En ocasiones, cuando he consultado al del tastavin, colgajo exhibido con la misma arrogancia con que Pat Garrett llevaba su estrella, sobre un vino o una uva que desconocía, el impostor se ha quedado en blanco. Peor hubiera sido quedarse en rosado. ¡Qué poco han aprendido de estilo, sencillez, maneras, elegancia… del insigne Custodio Zamarra, que Baco guarde muchos años!

Como gran experto en experiencia gastronómica, ¿qué consejos en sala le darías a un camarero novato que tenga ganas de llegar lejos?

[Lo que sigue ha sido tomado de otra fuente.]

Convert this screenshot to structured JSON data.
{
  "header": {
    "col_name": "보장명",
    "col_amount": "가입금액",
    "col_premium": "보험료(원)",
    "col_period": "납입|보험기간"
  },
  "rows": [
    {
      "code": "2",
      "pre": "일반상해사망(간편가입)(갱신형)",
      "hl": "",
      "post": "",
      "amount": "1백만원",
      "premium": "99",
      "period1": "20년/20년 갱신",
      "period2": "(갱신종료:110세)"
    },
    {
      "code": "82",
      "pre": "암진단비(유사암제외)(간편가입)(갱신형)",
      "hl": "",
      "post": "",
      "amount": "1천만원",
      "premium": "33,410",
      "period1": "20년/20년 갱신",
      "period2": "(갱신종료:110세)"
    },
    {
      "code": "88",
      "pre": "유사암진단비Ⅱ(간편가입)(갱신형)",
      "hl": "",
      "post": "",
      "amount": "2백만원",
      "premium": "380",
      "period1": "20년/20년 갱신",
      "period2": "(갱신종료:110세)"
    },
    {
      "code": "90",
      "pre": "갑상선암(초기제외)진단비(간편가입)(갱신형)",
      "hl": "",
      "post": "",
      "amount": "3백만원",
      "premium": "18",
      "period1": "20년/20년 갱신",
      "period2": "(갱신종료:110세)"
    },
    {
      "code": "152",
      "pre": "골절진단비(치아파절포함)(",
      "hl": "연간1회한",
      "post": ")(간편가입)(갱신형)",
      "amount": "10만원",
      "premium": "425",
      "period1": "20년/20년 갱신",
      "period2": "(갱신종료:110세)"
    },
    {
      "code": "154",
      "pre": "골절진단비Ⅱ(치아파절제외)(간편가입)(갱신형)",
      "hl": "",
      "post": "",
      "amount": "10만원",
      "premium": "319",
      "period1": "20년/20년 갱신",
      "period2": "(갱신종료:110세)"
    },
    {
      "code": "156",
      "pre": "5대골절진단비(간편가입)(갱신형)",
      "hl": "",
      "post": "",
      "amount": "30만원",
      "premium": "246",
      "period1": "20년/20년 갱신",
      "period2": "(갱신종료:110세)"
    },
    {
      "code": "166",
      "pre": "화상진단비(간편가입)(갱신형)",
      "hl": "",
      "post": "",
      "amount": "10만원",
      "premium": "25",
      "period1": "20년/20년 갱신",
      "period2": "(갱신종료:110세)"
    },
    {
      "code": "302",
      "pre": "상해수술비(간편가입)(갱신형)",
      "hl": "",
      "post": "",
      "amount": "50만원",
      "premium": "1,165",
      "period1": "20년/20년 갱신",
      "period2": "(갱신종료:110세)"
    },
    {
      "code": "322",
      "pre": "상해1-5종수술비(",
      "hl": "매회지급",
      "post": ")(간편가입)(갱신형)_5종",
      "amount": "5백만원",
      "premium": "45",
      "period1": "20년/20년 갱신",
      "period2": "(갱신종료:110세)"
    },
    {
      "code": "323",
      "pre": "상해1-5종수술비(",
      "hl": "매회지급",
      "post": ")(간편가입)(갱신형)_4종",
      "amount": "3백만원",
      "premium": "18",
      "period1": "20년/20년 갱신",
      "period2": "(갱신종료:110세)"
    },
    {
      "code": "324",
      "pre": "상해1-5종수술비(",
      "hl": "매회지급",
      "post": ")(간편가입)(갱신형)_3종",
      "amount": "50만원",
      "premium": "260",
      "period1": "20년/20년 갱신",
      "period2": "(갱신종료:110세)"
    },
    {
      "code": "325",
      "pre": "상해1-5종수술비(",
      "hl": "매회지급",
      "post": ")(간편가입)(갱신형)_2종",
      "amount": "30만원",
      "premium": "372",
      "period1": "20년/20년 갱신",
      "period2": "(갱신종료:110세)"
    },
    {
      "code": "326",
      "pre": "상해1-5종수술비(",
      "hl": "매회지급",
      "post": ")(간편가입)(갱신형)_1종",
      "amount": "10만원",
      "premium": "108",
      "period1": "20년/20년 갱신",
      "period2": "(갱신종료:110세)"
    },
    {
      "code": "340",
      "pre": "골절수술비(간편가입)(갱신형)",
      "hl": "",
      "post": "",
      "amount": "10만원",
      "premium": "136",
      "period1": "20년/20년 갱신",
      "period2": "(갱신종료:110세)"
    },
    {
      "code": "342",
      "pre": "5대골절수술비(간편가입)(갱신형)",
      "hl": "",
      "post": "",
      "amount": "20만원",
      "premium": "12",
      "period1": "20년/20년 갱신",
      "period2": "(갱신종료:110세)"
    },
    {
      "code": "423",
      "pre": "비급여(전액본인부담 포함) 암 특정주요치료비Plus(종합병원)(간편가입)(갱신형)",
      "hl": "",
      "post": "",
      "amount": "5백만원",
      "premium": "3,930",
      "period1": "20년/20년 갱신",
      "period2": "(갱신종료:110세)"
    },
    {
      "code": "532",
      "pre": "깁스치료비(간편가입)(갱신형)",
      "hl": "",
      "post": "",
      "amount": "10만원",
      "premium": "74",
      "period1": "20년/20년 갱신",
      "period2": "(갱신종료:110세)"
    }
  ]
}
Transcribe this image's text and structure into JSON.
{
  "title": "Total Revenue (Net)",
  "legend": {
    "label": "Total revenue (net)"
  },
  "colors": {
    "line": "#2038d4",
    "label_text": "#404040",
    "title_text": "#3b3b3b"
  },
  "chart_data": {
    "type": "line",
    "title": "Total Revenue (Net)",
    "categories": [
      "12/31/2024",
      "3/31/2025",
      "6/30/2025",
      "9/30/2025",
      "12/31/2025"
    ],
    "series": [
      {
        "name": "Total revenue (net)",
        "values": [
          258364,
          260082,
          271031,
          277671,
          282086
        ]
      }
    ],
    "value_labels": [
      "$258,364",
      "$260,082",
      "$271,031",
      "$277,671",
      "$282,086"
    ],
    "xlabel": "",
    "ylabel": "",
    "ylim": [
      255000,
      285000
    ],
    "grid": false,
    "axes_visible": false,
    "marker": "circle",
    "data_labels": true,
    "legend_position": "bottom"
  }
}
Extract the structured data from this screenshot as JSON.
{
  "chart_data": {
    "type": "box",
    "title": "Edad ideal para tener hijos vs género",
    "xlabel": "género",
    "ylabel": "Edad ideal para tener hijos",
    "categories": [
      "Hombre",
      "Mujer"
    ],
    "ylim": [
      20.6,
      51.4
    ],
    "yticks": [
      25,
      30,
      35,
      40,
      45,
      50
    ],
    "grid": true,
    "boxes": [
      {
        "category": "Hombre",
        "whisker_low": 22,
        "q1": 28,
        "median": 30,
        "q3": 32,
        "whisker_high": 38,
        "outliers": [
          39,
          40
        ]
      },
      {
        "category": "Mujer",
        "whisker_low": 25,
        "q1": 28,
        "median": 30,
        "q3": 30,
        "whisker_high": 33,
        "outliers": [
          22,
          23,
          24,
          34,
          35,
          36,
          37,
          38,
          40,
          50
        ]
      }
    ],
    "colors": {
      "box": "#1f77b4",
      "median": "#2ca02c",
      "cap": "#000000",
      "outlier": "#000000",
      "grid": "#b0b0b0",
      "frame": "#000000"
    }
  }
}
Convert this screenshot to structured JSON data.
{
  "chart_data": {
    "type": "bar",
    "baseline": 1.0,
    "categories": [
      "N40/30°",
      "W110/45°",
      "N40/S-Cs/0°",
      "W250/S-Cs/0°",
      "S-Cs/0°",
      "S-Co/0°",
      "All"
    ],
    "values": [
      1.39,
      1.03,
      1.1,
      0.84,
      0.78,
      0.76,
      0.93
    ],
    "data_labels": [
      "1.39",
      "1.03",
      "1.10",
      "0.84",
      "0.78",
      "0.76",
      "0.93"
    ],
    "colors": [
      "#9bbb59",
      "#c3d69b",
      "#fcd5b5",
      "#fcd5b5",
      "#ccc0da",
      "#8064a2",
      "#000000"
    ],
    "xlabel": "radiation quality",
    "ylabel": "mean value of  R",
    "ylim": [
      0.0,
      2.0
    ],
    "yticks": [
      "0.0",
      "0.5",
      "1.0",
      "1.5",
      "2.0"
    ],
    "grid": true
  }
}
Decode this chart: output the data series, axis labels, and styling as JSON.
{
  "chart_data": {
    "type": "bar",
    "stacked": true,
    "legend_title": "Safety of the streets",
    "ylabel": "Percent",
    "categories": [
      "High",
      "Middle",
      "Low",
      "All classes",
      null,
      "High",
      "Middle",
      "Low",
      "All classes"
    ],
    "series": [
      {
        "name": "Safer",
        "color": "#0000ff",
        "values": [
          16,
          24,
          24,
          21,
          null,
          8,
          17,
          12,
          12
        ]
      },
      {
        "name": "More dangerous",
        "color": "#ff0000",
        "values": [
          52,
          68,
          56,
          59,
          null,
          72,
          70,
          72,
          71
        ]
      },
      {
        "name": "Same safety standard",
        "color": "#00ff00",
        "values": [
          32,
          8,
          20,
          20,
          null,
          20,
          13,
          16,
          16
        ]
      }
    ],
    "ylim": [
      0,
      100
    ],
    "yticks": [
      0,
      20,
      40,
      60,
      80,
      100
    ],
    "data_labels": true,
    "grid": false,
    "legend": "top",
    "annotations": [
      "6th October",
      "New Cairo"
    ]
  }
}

Que aprenda de mi suegra la importancia de querer llegar lejos: ella, deseosa de expandir su territorio, sólo permitía a su lanuda perrucha mear en las ruedas de los coches con matrícula extranjera. Los idiomas son imprescindibles, tanto que ya nadie pregunta por el dominio del inglés en una entrevista de trabajo; se da por supuesto.

Por otro lado, y mientras que no acabemos con la paupérrima formación académica que sufrimos (ni sueño con llegar a los niveles de Francia, la cuna del buen servicio), tiene que querer aprender.

Necesitamos gente con agallas, espíritu de trabajo y superación. Que defiendan y dignifiquen tan noble oficio con la misma determinación e ingenuidad que el barman del Saloon en un western legendario. Aquerenciado en tablas, John Wayne, pedía el último whisky, y luego interpelaba: “¿Ha estado usted alguna vez enamorado?” “No señor, yo siempre fui camarero”. “De mi profesión, siempre”, bien pudiera haber dicho.